With that, they both turned their minds to regimental business, but the next morning Beckett came whistling into the parlor that Jack had made his office. “Your old friend Liddicott, sir, is here for precisely the same reason so many of our civilian families are. He wishes to live more cheaply than he can at home.”
Jack frowned over the regimental returns he’d been reviewing. “I thought Brussels wasn’t cheap any longer now that we’ve filled it up with soldiers. I’m sure I heard Lady Caroline Capel complaining about how dear everything was becoming just last week.”
“If people will have a dozen children and gamble at every opportunity...but you wish to know about Liddicott, not the Capels. His need is more particular. It seems his home was damaged in a fire, and he had a nephew already established here in town who offered to let him stay gratis until the repairs are completed.”

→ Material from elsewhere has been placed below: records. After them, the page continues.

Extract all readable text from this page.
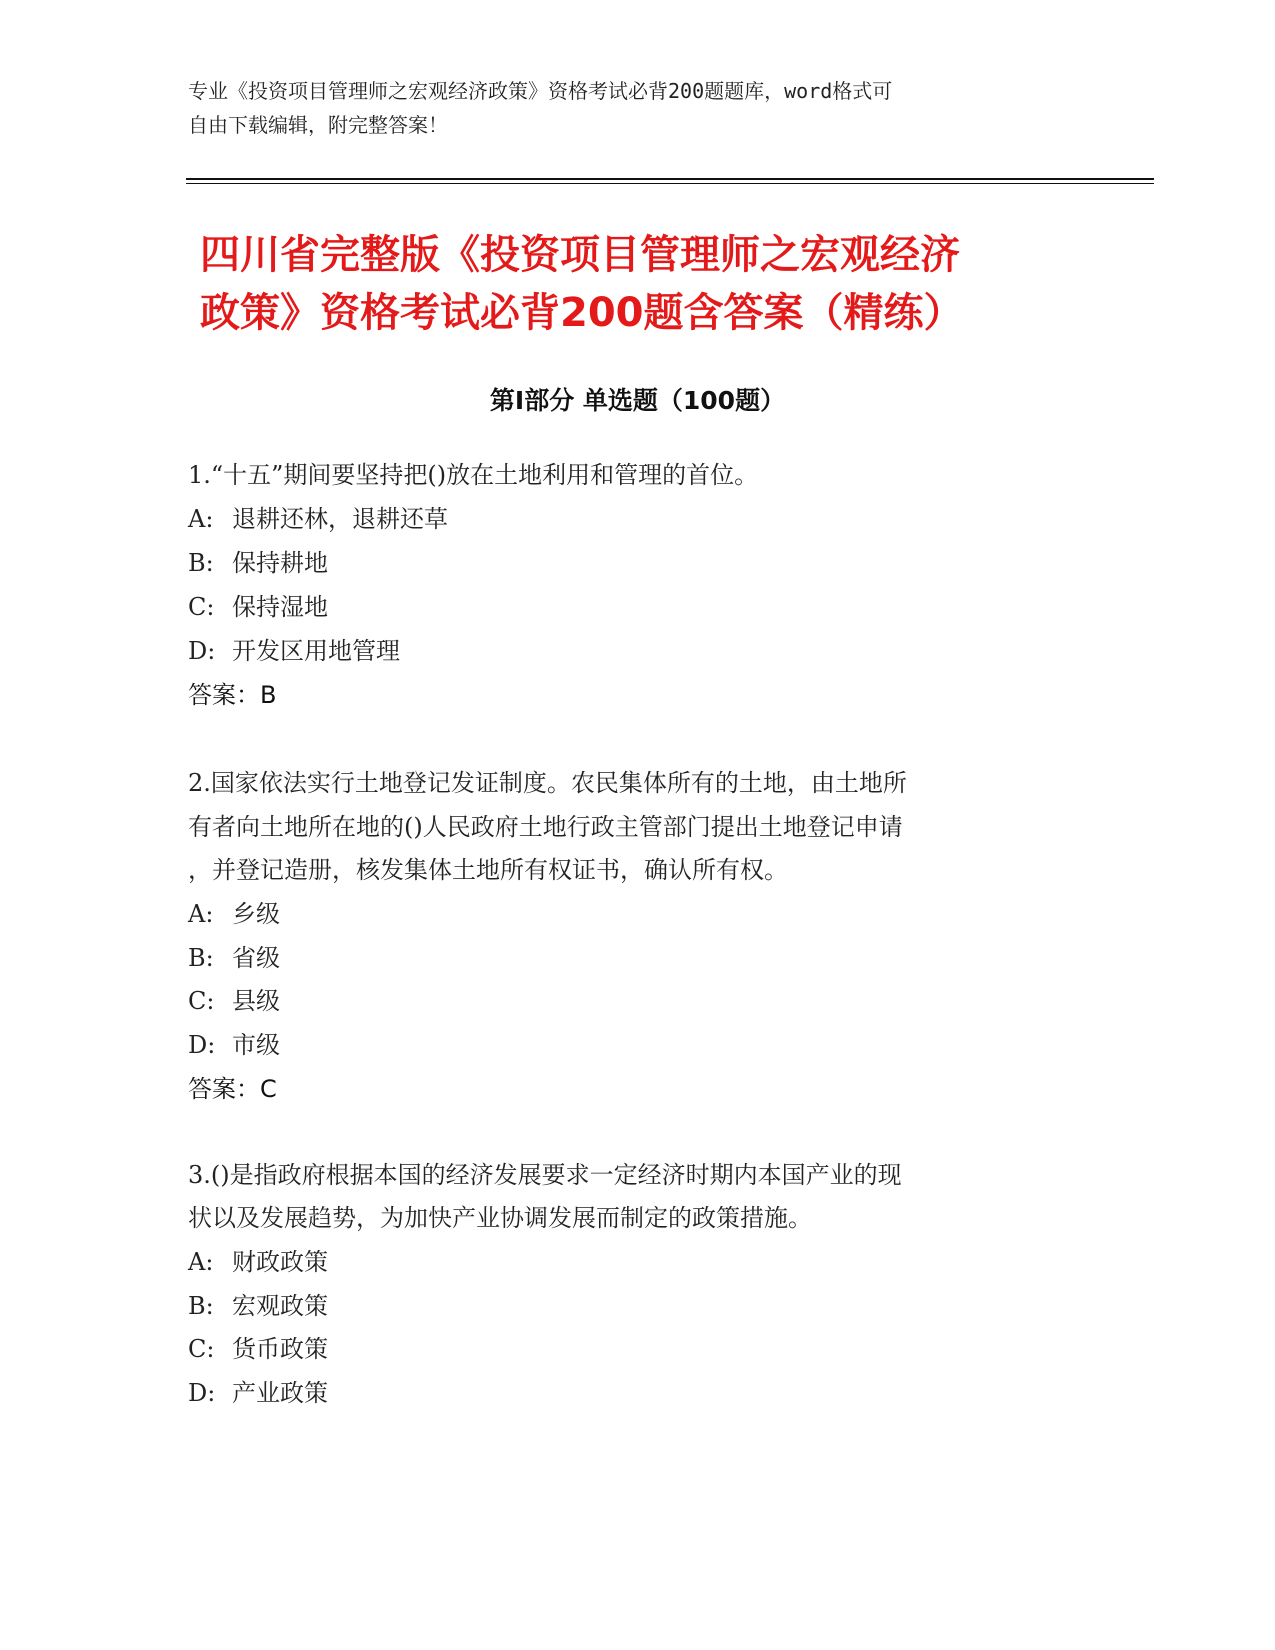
专业《投资项目管理师之宏观经济政策》资格考试必背200题题库，word格式可
自由下载编辑，附完整答案！
四川省完整版《投资项目管理师之宏观经济
政策》资格考试必背200题含答案（精练）
第Ⅰ部分 单选题（100题）

1.“十五”期间要坚持把()放在土地利用和管理的首位。

A: 退耕还林，退耕还草

B: 保持耕地

C: 保持湿地

D: 开发区用地管理

答案：B

2.国家依法实行土地登记发证制度。农民集体所有的土地，由土地所

有者向土地所在地的()人民政府土地行政主管部门提出土地登记申请

，并登记造册，核发集体土地所有权证书，确认所有权。

A: 乡级

B: 省级

C: 县级

D: 市级

答案：C

3.()是指政府根据本国的经济发展要求一定经济时期内本国产业的现

状以及发展趋势，为加快产业协调发展而制定的政策措施。

A: 财政政策

B: 宏观政策

C: 货币政策

D: 产业政策
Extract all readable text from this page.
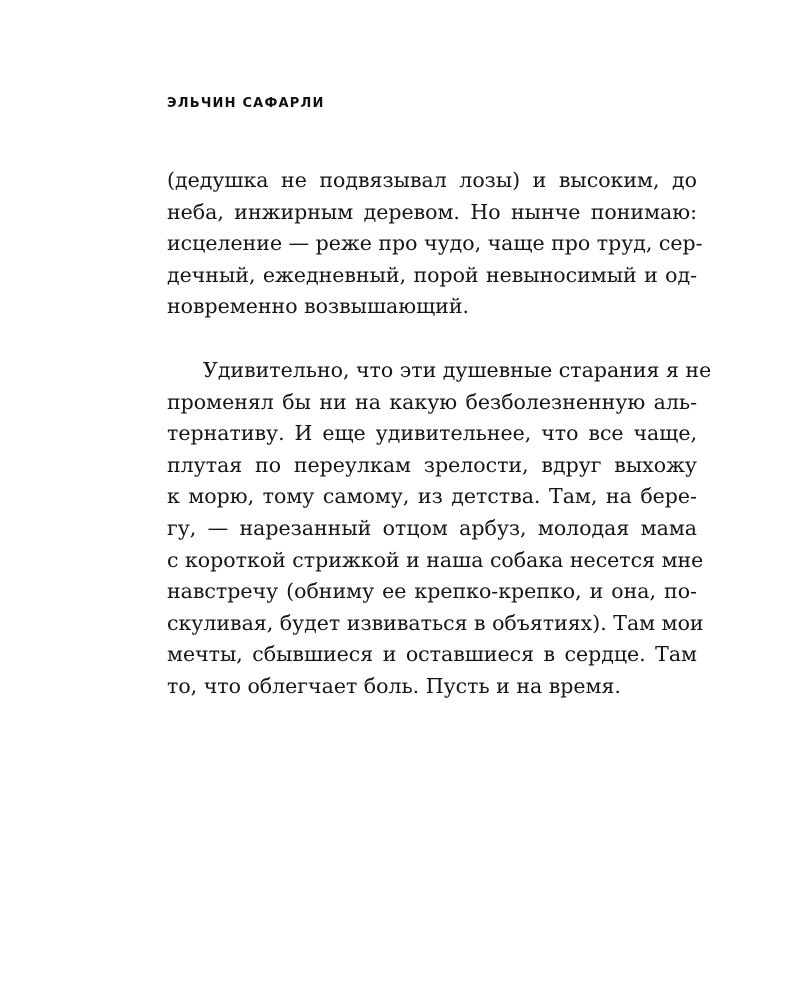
ЭЛЬЧИН САФАРЛИ
(дедушка не подвязывал лозы) и высоким, до
неба, инжирным деревом. Но нынче понимаю:
исцеление — реже про чудо, чаще про труд, сер-
дечный, ежедневный, порой невыносимый и од-
новременно возвышающий.
Удивительно, что эти душевные старания я не
променял бы ни на какую безболезненную аль-
тернативу. И еще удивительнее, что все чаще,
плутая по переулкам зрелости, вдруг выхожу
к морю, тому самому, из детства. Там, на бере-
гу, — нарезанный отцом арбуз, молодая мама
с короткой стрижкой и наша собака несется мне
навстречу (обниму ее крепко-крепко, и она, по-
скуливая, будет извиваться в объятиях). Там мои
мечты, сбывшиеся и оставшиеся в сердце. Там
то, что облегчает боль. Пусть и на время.
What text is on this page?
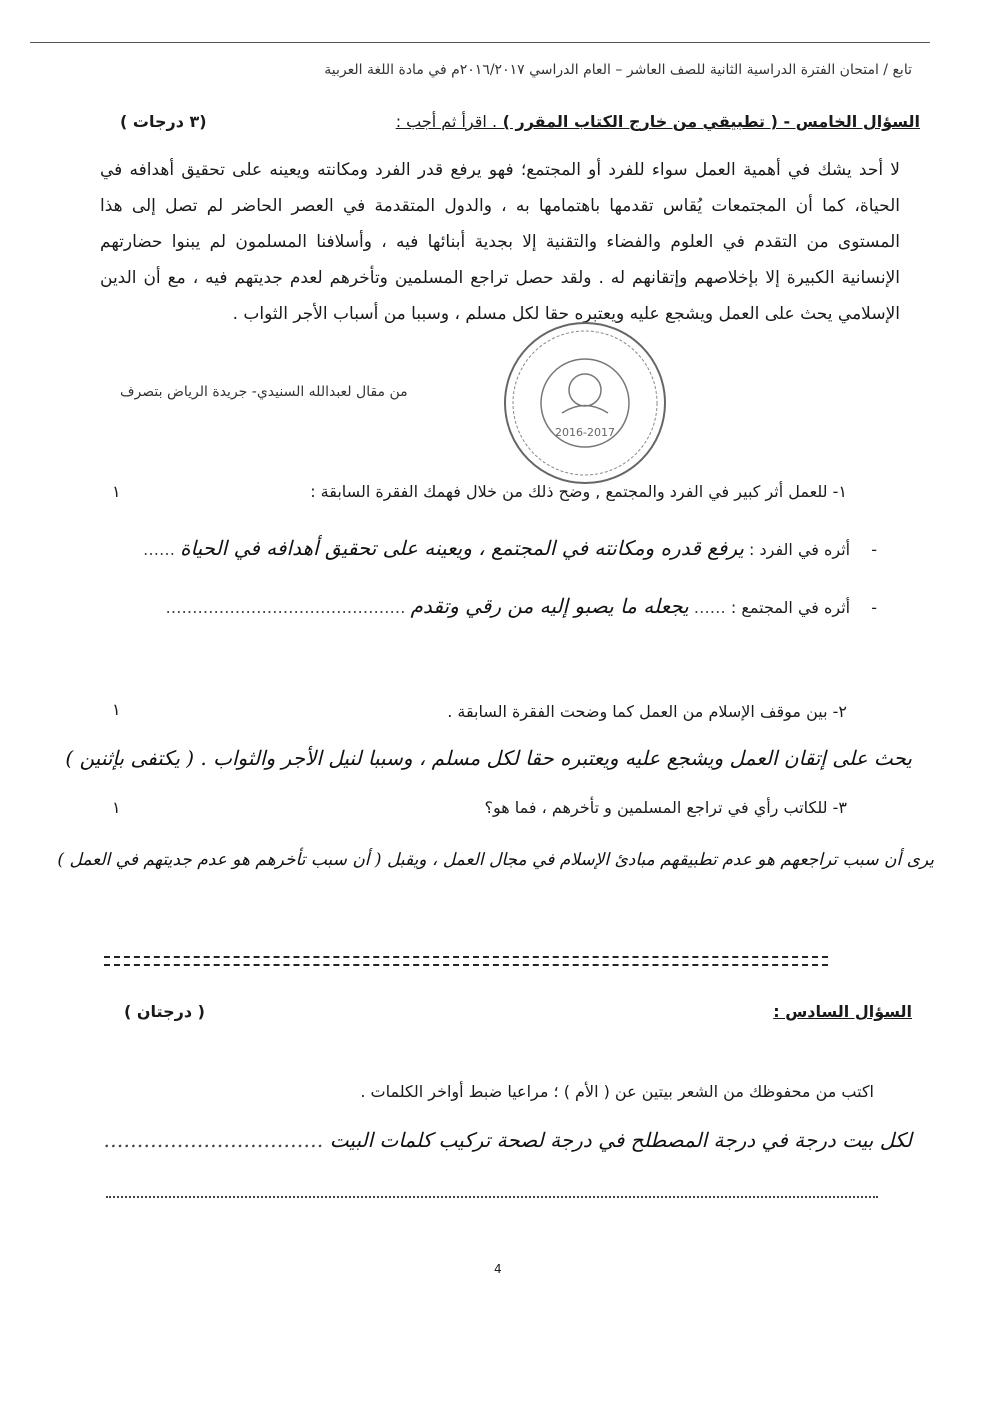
تابع / امتحان الفترة الدراسية الثانية للصف العاشر – العام الدراسي ٢٠١٦/٢٠١٧م في مادة اللغة العربية
السؤال الخامس - ( تطبيقي من خارج الكتاب المقرر ) . اقرأ ثم أجب :
(٣ درجات )
لا أحد يشك في أهمية العمل سواء للفرد أو المجتمع؛ فهو يرفع قدر الفرد ومكانته ويعينه على تحقيق أهدافه في الحياة، كما أن المجتمعات يُقاس تقدمها باهتمامها به ، والدول المتقدمة في العصر الحاضر لم تصل إلى هذا المستوى من التقدم في العلوم والفضاء والتقنية إلا بجدية أبنائها فيه ، وأسلافنا المسلمون لم يبنوا حضارتهم الإنسانية الكبيرة إلا بإخلاصهم وإتقانهم له . ولقد حصل تراجع المسلمين وتأخرهم لعدم جديتهم فيه ، مع أن الدين الإسلامي يحث على العمل ويشجع عليه ويعتبره حقا لكل مسلم ، وسببا من أسباب الأجر الثواب .
2016-2017
من مقال لعبدالله السنيدي- جريدة الرياض بتصرف
١- للعمل أثر كبير في الفرد والمجتمع , وضح ذلك من خلال فهمك الفقرة السابقة :
١
- أثره في الفرد : يرفع قدره ومكانته في المجتمع ، ويعينه على تحقيق أهدافه في الحياة ……
- أثره في المجتمع : …… يجعله ما يصبو إليه من رقي وتقدم ………………………………………
٢- بين موقف الإسلام من العمل كما وضحت الفقرة السابقة .
١
يحث على إتقان العمل ويشجع عليه ويعتبره حقا لكل مسلم ، وسببا لنيل الأجر والثواب . ( يكتفى بإثنين )
٣- للكاتب رأي في تراجع المسلمين و تأخرهم ، فما هو؟
١
يرى أن سبب تراجعهم هو عدم تطبيقهم مبادئ الإسلام في مجال العمل ، ويقبل ( أن سبب تأخرهم هو عدم جديتهم في العمل )
السؤال السادس :
( درجتان )
اكتب من محفوظك من الشعر بيتين عن ( الأم ) ؛ مراعيا ضبط أواخر الكلمات .
لكل بيت درجة في درجة المصطلح في درجة لصحة تركيب كلمات البيت ……………………………
4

Jack nodded. “Thank you, Lieutenant. What messages from the duke? I don’t suppose we’re to march for France tomorrow?” he said lightly. He knew the answer was no, though he wished it were otherwise. It would solve the problem of Liddicott neatly, if they could simply leave Brussels. But army gossip held that the advance wouldn’t commence until July, and if Wellington had any other plans, he’d taken no one into his confidence.